Split large text file into smaller files with equal number of lines

split -l 60 bigfile.txt prefix-

Loop through lines of file

while read line; do
    echo "$line";
done </path/to/file.txt

Use grep to find URLs from HTML file

cat urls.html | grep -Eo "(http|https)://[a-zA-Z0-9./?=_%:-]*"
  • grep -E: egrep
  • grep -o: only output what has been grepped
  • (http|https): either http OR https
  • a-zA-Z0-9: match all lowercase, uppercase, and digits
  • .: match period
  • /: match slash
  • ?: match ?
  • =: match =
  • _: match underscore
  • %: match percent
  • :: match colon
  • -: match dash
  • *: repeat the [...] group any number of times

Use Awk to print the first line of ps aux output followed by each grepped line

To find all cron processes with ps aux.

ps aux | awk 'NR<2{print $0;next}{print $0 | grep "cron"}' | grep -v "awk"
  • ps aux : equivalent to ps -aux. -a displays info about other users processes besides to current user. -u displays info associated with keywords user, pid, %cpu, %mem, vsz, rss, tt, state, start, time, and command. -x includes processes which do not have a controlling terminal.

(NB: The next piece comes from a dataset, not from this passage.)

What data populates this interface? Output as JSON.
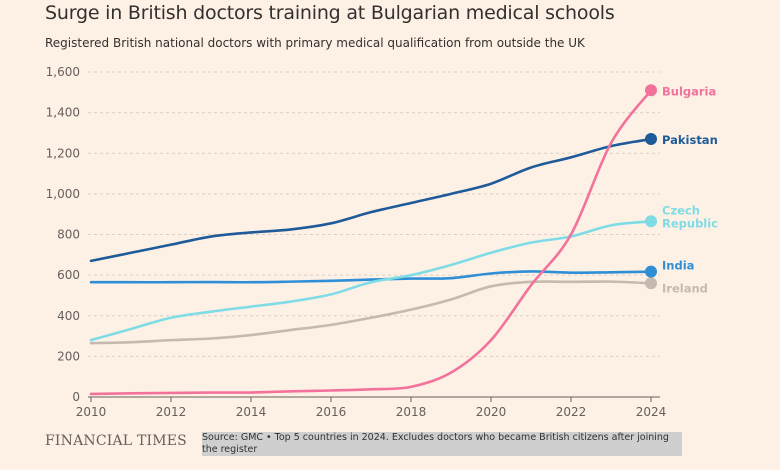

See man 1 ps.
  • awk 'NR<2{print $0;next}{print $0 | "grep cron"}' | grep -v "awk" : For number of input records (NR) less than 2, print the input record ($0), go to the next input record and repeat the {print $0} pattern until the end is reached, then execute the END rule. The End rule in this case is {print $0 | "grep cron"}, it prints the remaining input records after piping them through the "grep cron" command. This allows printing the first line of the ps aux output, which consists of the column labels, and filters out everything besides what you want to grep for (e.g. "cron" processes).
  • grep -v "awk" : avoids printing the line containing this command.